I discovered the phenomenon described in the title about two months ago (I also posted on V2EX at that time: https://www.v2ex.com/t/1043955), at that time, I found that *.doubleclick.net (not a walled domain name) would be blocked when connecting to Google's overseas nodes via Android phones, and with the recent expiration of the certificates originally issued by GTS CA 1C3, GTS CA 1D4 and GTS CA 1P5 certificates have been expired one after another (the validity of the certificate issued by Google is 84 days), and the new certificates have been changed to WR2, WR3, and WE1, these websites will be blocked under TLS 1.2, and it is not related to the domain name, it is the IP that is blocked. According to my test, besides using 1.3, reducing the MTU may be able to circumvent the blocking and access normally.

方便加个tg细聊吗

Is it convenient to add a tg to chat more?

[wkrp]

我也遇到了同样的现象，这是我的抓包结果
I'm experiencing the same phenomenon, and here's the result of my packet capture.

Okay, from this it indeed appears that the connection is blocked some time after the server's Certificate message.
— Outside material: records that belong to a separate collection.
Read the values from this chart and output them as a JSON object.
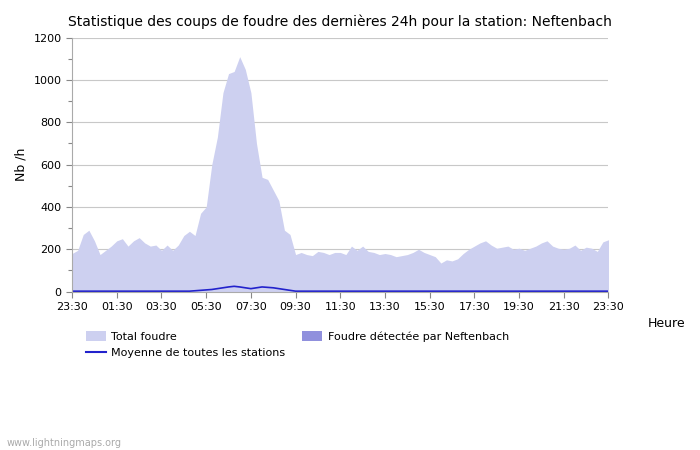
{
  "title": "Statistique des coups de foudre des dernières 24h pour la station: Neftenbach",
  "xlabel": "Heure",
  "ylabel": "Nb /h",
  "ylim": [
    0,
    1200
  ],
  "yticks": [
    0,
    200,
    400,
    600,
    800,
    1000,
    1200
  ],
  "xtick_labels": [
    "23:30",
    "01:30",
    "03:30",
    "05:30",
    "07:30",
    "09:30",
    "11:30",
    "13:30",
    "15:30",
    "17:30",
    "19:30",
    "21:30",
    "23:30"
  ],
  "background_color": "#ffffff",
  "watermark": "www.lightningmaps.org",
  "total_foudre_color": "#cdd0f0",
  "neftenbach_color": "#9090dd",
  "moyenne_color": "#2222cc",
  "total_foudre": [
    180,
    195,
    270,
    290,
    240,
    175,
    195,
    215,
    240,
    250,
    215,
    240,
    255,
    230,
    215,
    220,
    195,
    220,
    195,
    220,
    265,
    285,
    265,
    370,
    400,
    600,
    730,
    940,
    1030,
    1040,
    1110,
    1050,
    940,
    700,
    540,
    530,
    480,
    430,
    290,
    270,
    175,
    185,
    175,
    170,
    190,
    185,
    175,
    185,
    185,
    175,
    215,
    195,
    215,
    190,
    185,
    175,
    180,
    175,
    165,
    170,
    175,
    185,
    200,
    185,
    175,
    165,
    135,
    150,
    145,
    155,
    180,
    200,
    215,
    230,
    240,
    220,
    205,
    210,
    215,
    200,
    205,
    195,
    205,
    215,
    230,
    240,
    215,
    205,
    200,
    205,
    220,
    195,
    210,
    205,
    190,
    235,
    245
  ],
  "neftenbach_data": [
    0,
    0,
    0,
    0,
    0,
    0,
    0,
    0,
    0,
    0,
    0,
    0,
    0,
    0,
    0,
    0,
    0,
    0,
    0,
    0,
    0,
    0,
    0,
    0,
    0,
    0,
    0,
    0,
    0,
    0,
    0,
    0,
    0,
    0,
    0,
    0,
    0,
    0,
    0,
    0,
    0,
    0,
    0,
    0,
    0,
    0,
    0,
    0,
    0,
    0,
    0,
    0,
    0,
    0,
    0,
    0,
    0,
    0,
    0,
    0,
    0,
    0,
    0,
    0,
    0,
    0,
    0,
    0,
    0,
    0,
    0,
    0,
    0,
    0,
    0,
    0,
    0,
    0,
    0,
    0,
    0,
    0,
    0,
    0,
    0,
    0,
    0,
    0,
    0,
    0,
    0,
    0,
    0,
    0,
    0,
    0,
    0
  ],
  "moyenne_data": [
    2,
    2,
    2,
    2,
    2,
    2,
    2,
    2,
    2,
    2,
    2,
    2,
    2,
    2,
    2,
    2,
    2,
    2,
    2,
    2,
    2,
    2,
    4,
    6,
    8,
    10,
    14,
    18,
    22,
    25,
    22,
    18,
    14,
    18,
    22,
    20,
    18,
    14,
    10,
    6,
    2,
    2,
    2,
    2,
    2,
    2,
    2,
    2,
    2,
    2,
    2,
    2,
    2,
    2,
    2,
    2,
    2,
    2,
    2,
    2,
    2,
    2,
    2,
    2,
    2,
    2,
    2,
    2,
    2,
    2,
    2,
    2,
    2,
    2,
    2,
    2,
    2,
    2,
    2,
    2,
    2,
    2,
    2,
    2,
    2,
    2,
    2,
    2,
    2,
    2,
    2,
    2,
    2,
    2,
    2,
    2,
    2
  ]
}
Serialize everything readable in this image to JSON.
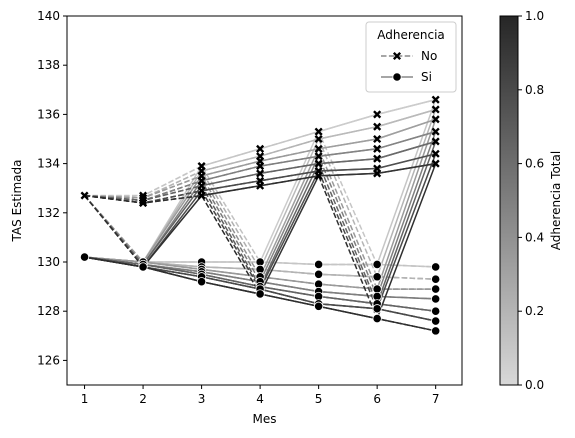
{
  "chart_data": {
    "type": "line",
    "xlabel": "Mes",
    "ylabel": "TAS Estimada",
    "x": [
      1,
      2,
      3,
      4,
      5,
      6,
      7
    ],
    "xticks": [
      1,
      2,
      3,
      4,
      5,
      6,
      7
    ],
    "yticks": [
      126,
      128,
      130,
      132,
      134,
      136,
      138,
      140
    ],
    "xlim": [
      0.7,
      7.45
    ],
    "ylim": [
      125,
      140
    ],
    "grid": false,
    "legend": {
      "title": "Adherencia",
      "placement": "top-right",
      "entries": [
        {
          "label": "No",
          "marker": "x",
          "linestyle": "dashed"
        },
        {
          "label": "Si",
          "marker": "circle",
          "linestyle": "solid"
        }
      ]
    },
    "colorbar": {
      "label": "Adherencia Total",
      "range": [
        0,
        1
      ],
      "ticks": [
        "0.0",
        "0.2",
        "0.4",
        "0.6",
        "0.8",
        "1.0"
      ],
      "color_low": "#d8d8d8",
      "color_high": "#262626"
    },
    "levels": {
      "no": [
        [
          132.7,
          133.9,
          134.6,
          135.3,
          136.0,
          136.6
        ],
        [
          132.6,
          133.7,
          134.3,
          135.0,
          135.5,
          136.2
        ],
        [
          132.6,
          133.5,
          134.1,
          134.6,
          135.0,
          135.8
        ],
        [
          132.5,
          133.3,
          133.9,
          134.3,
          134.6,
          135.3
        ],
        [
          132.5,
          133.1,
          133.6,
          134.0,
          134.2,
          134.9
        ],
        [
          132.4,
          132.9,
          133.3,
          133.7,
          133.8,
          134.4
        ],
        [
          132.4,
          132.7,
          133.1,
          133.5,
          133.6,
          134.0
        ]
      ],
      "si": [
        [
          130.0,
          130.0,
          130.0,
          129.9,
          129.9,
          129.8
        ],
        [
          130.0,
          129.8,
          129.7,
          129.5,
          129.4,
          129.3
        ],
        [
          130.0,
          129.7,
          129.4,
          129.1,
          128.9,
          128.9
        ],
        [
          129.9,
          129.6,
          129.2,
          128.8,
          128.6,
          128.5
        ],
        [
          129.9,
          129.5,
          129.0,
          128.6,
          128.3,
          128.0
        ],
        [
          129.8,
          129.4,
          128.9,
          128.3,
          128.1,
          127.6
        ],
        [
          129.8,
          129.2,
          128.7,
          128.2,
          127.7,
          127.2
        ]
      ]
    },
    "month1": {
      "no": 132.7,
      "si": 130.2
    },
    "series_adherence": [
      0.1,
      0.2,
      0.35,
      0.5,
      0.65,
      0.8,
      0.95
    ]
  }
}
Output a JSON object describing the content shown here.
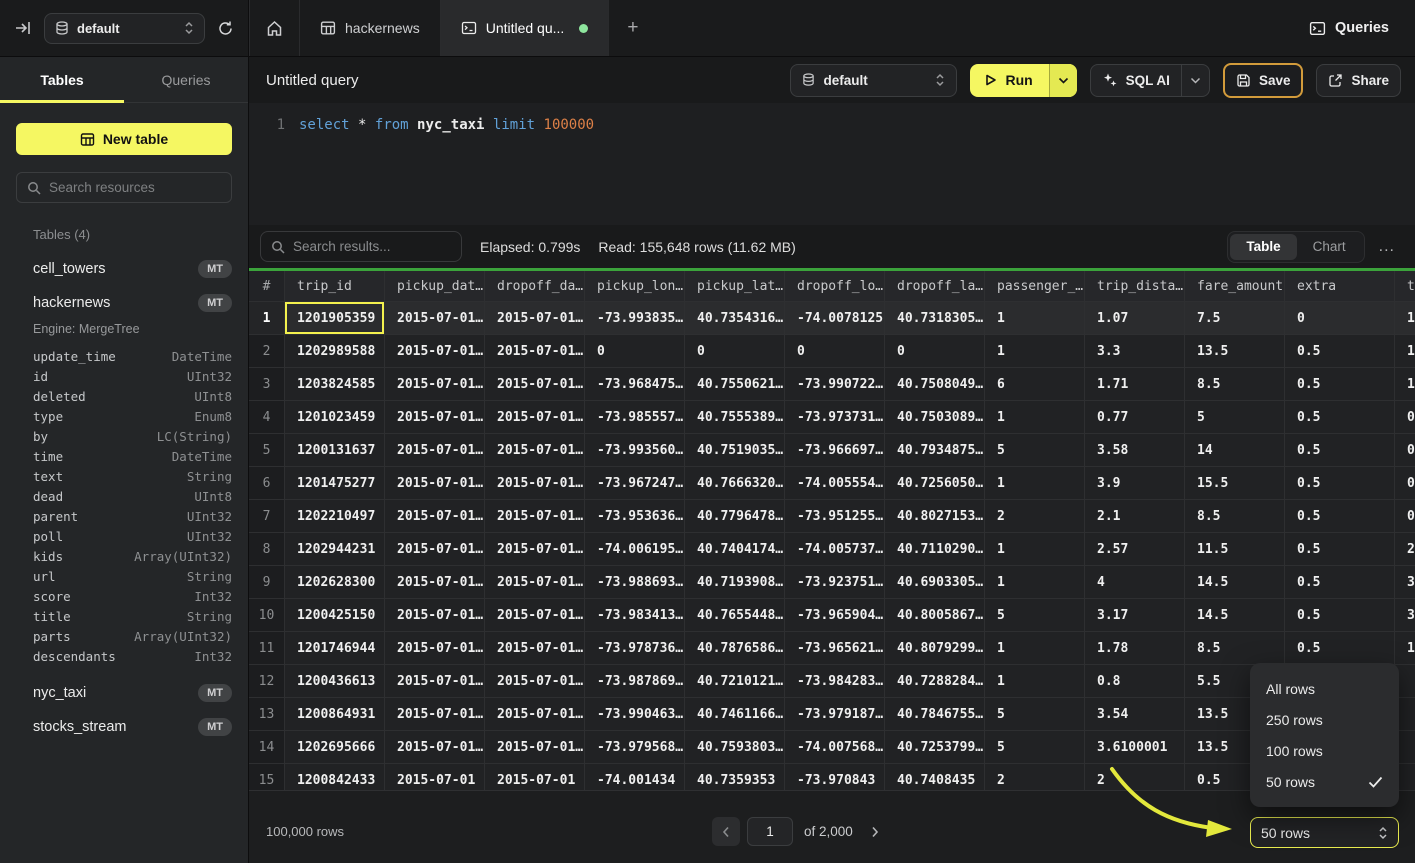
{
  "colors": {
    "accent_yellow": "#f5f762",
    "result_green_bar": "#3ba33b",
    "tab_active_dot": "#8ee59e",
    "save_highlight_border": "#d29b3b",
    "selected_cell_border": "#f3f14e",
    "sql_keyword": "#61a1d8",
    "sql_number": "#dd8047"
  },
  "icons": {
    "collapse-sidebar": "arrow-to-bar",
    "database": "cylinder",
    "refresh": "circular-arrow",
    "home": "house",
    "table": "grid",
    "console": "terminal-window",
    "plus": "+",
    "play": "triangle",
    "sparkles": "four-point-stars",
    "save": "floppy",
    "share": "box-arrow-up-right",
    "search": "magnifier",
    "select-chevrons": "up-down-chevrons",
    "dropdown-chevron": "chevron-down",
    "check": "checkmark",
    "ellipsis": "...",
    "prev": "chevron-left",
    "next": "chevron-right"
  },
  "sidebar": {
    "database_select": "default",
    "tabs": {
      "tables": "Tables",
      "queries": "Queries"
    },
    "new_table_label": "New table",
    "search_placeholder": "Search resources",
    "section_label": "Tables (4)",
    "tables": [
      {
        "name": "cell_towers",
        "badge": "MT"
      },
      {
        "name": "hackernews",
        "badge": "MT",
        "engine": "Engine: MergeTree",
        "columns": [
          {
            "name": "update_time",
            "type": "DateTime"
          },
          {
            "name": "id",
            "type": "UInt32"
          },
          {
            "name": "deleted",
            "type": "UInt8"
          },
          {
            "name": "type",
            "type": "Enum8"
          },
          {
            "name": "by",
            "type": "LC(String)"
          },
          {
            "name": "time",
            "type": "DateTime"
          },
          {
            "name": "text",
            "type": "String"
          },
          {
            "name": "dead",
            "type": "UInt8"
          },
          {
            "name": "parent",
            "type": "UInt32"
          },
          {
            "name": "poll",
            "type": "UInt32"
          },
          {
            "name": "kids",
            "type": "Array(UInt32)"
          },
          {
            "name": "url",
            "type": "String"
          },
          {
            "name": "score",
            "type": "Int32"
          },
          {
            "name": "title",
            "type": "String"
          },
          {
            "name": "parts",
            "type": "Array(UInt32)"
          },
          {
            "name": "descendants",
            "type": "Int32"
          }
        ]
      },
      {
        "name": "nyc_taxi",
        "badge": "MT"
      },
      {
        "name": "stocks_stream",
        "badge": "MT"
      }
    ]
  },
  "tabstrip": {
    "hackernews_tab": "hackernews",
    "active_tab": "Untitled qu...",
    "plus": "+",
    "queries_label": "Queries"
  },
  "toolbar": {
    "title": "Untitled query",
    "database_select": "default",
    "run_label": "Run",
    "sql_ai_label": "SQL AI",
    "save_label": "Save",
    "share_label": "Share"
  },
  "editor": {
    "line_number": "1",
    "tokens": [
      {
        "t": "select",
        "c": "kw"
      },
      {
        "t": "*",
        "c": "op"
      },
      {
        "t": "from",
        "c": "kw"
      },
      {
        "t": "nyc_taxi",
        "c": "id"
      },
      {
        "t": "limit",
        "c": "kw"
      },
      {
        "t": "100000",
        "c": "num"
      }
    ]
  },
  "results": {
    "search_placeholder": "Search results...",
    "elapsed": "Elapsed: 0.799s",
    "read": "Read: 155,648 rows (11.62 MB)",
    "view_toggle": {
      "table": "Table",
      "chart": "Chart",
      "active": "Table"
    },
    "ellipsis_menu": "...",
    "table": {
      "columns": [
        "#",
        "trip_id",
        "pickup_dat…",
        "dropoff_da…",
        "pickup_lon…",
        "pickup_lat…",
        "dropoff_lo…",
        "dropoff_la…",
        "passenger_…",
        "trip_dista…",
        "fare_amount",
        "extra",
        "t"
      ],
      "rows": [
        {
          "n": "1",
          "cells": [
            "1201905359",
            "2015-07-01…",
            "2015-07-01…",
            "-73.993835…",
            "40.7354316…",
            "-74.0078125",
            "40.7318305…",
            "1",
            "1.07",
            "7.5",
            "0",
            "1"
          ]
        },
        {
          "n": "2",
          "cells": [
            "1202989588",
            "2015-07-01…",
            "2015-07-01…",
            "0",
            "0",
            "0",
            "0",
            "1",
            "3.3",
            "13.5",
            "0.5",
            "1"
          ]
        },
        {
          "n": "3",
          "cells": [
            "1203824585",
            "2015-07-01…",
            "2015-07-01…",
            "-73.968475…",
            "40.7550621…",
            "-73.990722…",
            "40.7508049…",
            "6",
            "1.71",
            "8.5",
            "0.5",
            "1"
          ]
        },
        {
          "n": "4",
          "cells": [
            "1201023459",
            "2015-07-01…",
            "2015-07-01…",
            "-73.985557…",
            "40.7555389…",
            "-73.973731…",
            "40.7503089…",
            "1",
            "0.77",
            "5",
            "0.5",
            "0"
          ]
        },
        {
          "n": "5",
          "cells": [
            "1200131637",
            "2015-07-01…",
            "2015-07-01…",
            "-73.993560…",
            "40.7519035…",
            "-73.966697…",
            "40.7934875…",
            "5",
            "3.58",
            "14",
            "0.5",
            "0"
          ]
        },
        {
          "n": "6",
          "cells": [
            "1201475277",
            "2015-07-01…",
            "2015-07-01…",
            "-73.967247…",
            "40.7666320…",
            "-74.005554…",
            "40.7256050…",
            "1",
            "3.9",
            "15.5",
            "0.5",
            "0"
          ]
        },
        {
          "n": "7",
          "cells": [
            "1202210497",
            "2015-07-01…",
            "2015-07-01…",
            "-73.953636…",
            "40.7796478…",
            "-73.951255…",
            "40.8027153…",
            "2",
            "2.1",
            "8.5",
            "0.5",
            "0"
          ]
        },
        {
          "n": "8",
          "cells": [
            "1202944231",
            "2015-07-01…",
            "2015-07-01…",
            "-74.006195…",
            "40.7404174…",
            "-74.005737…",
            "40.7110290…",
            "1",
            "2.57",
            "11.5",
            "0.5",
            "2"
          ]
        },
        {
          "n": "9",
          "cells": [
            "1202628300",
            "2015-07-01…",
            "2015-07-01…",
            "-73.988693…",
            "40.7193908…",
            "-73.923751…",
            "40.6903305…",
            "1",
            "4",
            "14.5",
            "0.5",
            "3"
          ]
        },
        {
          "n": "10",
          "cells": [
            "1200425150",
            "2015-07-01…",
            "2015-07-01…",
            "-73.983413…",
            "40.7655448…",
            "-73.965904…",
            "40.8005867…",
            "5",
            "3.17",
            "14.5",
            "0.5",
            "3"
          ]
        },
        {
          "n": "11",
          "cells": [
            "1201746944",
            "2015-07-01…",
            "2015-07-01…",
            "-73.978736…",
            "40.7876586…",
            "-73.965621…",
            "40.8079299…",
            "1",
            "1.78",
            "8.5",
            "0.5",
            "1"
          ]
        },
        {
          "n": "12",
          "cells": [
            "1200436613",
            "2015-07-01…",
            "2015-07-01…",
            "-73.987869…",
            "40.7210121…",
            "-73.984283…",
            "40.7288284…",
            "1",
            "0.8",
            "5.5",
            "",
            ""
          ]
        },
        {
          "n": "13",
          "cells": [
            "1200864931",
            "2015-07-01…",
            "2015-07-01…",
            "-73.990463…",
            "40.7461166…",
            "-73.979187…",
            "40.7846755…",
            "5",
            "3.54",
            "13.5",
            "",
            ""
          ]
        },
        {
          "n": "14",
          "cells": [
            "1202695666",
            "2015-07-01…",
            "2015-07-01…",
            "-73.979568…",
            "40.7593803…",
            "-74.007568…",
            "40.7253799…",
            "5",
            "3.6100001",
            "13.5",
            "",
            ""
          ]
        },
        {
          "n": "15",
          "cells": [
            "1200842433",
            "2015-07-01",
            "2015-07-01",
            "-74.001434",
            "40.7359353",
            "-73.970843",
            "40.7408435",
            "2",
            "2",
            "0.5",
            "",
            ""
          ]
        }
      ]
    },
    "footer": {
      "total": "100,000 rows",
      "page": "1",
      "of_label": "of 2,000",
      "page_size": "50 rows"
    }
  },
  "popup": {
    "items": [
      {
        "label": "All rows",
        "checked": false
      },
      {
        "label": "250 rows",
        "checked": false
      },
      {
        "label": "100 rows",
        "checked": false
      },
      {
        "label": "50 rows",
        "checked": true
      }
    ]
  }
}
We also see the server sending Certificate Status, Server Key Exchange, and Server Hello Done messages, then we see the client trying and failing to send (retransmitting) its next message. The blocking looks like packet dropping, not RST injection. Quite often with blocking by packet dropping in China, we see that packets are dropped in only one direction, so it may be that the connection was blocked after the Certificate message, and the client was able to receive the server's message, but not send messages to the server.

[intmain0]

我是在windows下使用curl测试的。多尝试几次后，该域名对应的ip将无法被ping通，在几分钟后又恢复。这个问题是区域性的，我使用腾讯云上海服务器和其他省份的网络测试，并没有这个问题。
I tested it using curl on Windows. After several attempts, the IP corresponding to the domain name becomes unreachable by ping, but it recovers after a few minutes. This issue is regional. I tested it using Tencent Cloud's server in Shanghai and networks from other provinces, and there was no such issue.

[intmain0]

尝试运行openssl s_client -connect gost.run:443 --tls1_2 -status和openssl s_client -connect gost.run:443 --tls1_2，丢包的位置完全一样，所以应该可以排除ocsp的问题？
I tried running these two openssl commands, and the packet loss occurs at the exact same location, so the OCSP issue can probably be ruled out.

[toorich]

I thought, perhaps, it might have to do with OCSP, but in that case, it would probably also fail with TLS 1.3.

然而并不是。我在TLS 1.3下从未遇到过上述情况。因为TLS 1.2在握手阶段证书是明文传输的，我更倾向于是通过证书的特征封。

But NO. I have never encountered the above case under TLS 1.3. Because TLS 1.2 transmits certificates in the clear during the handshake phase, I prefer to block it by the characteristics of the certificate.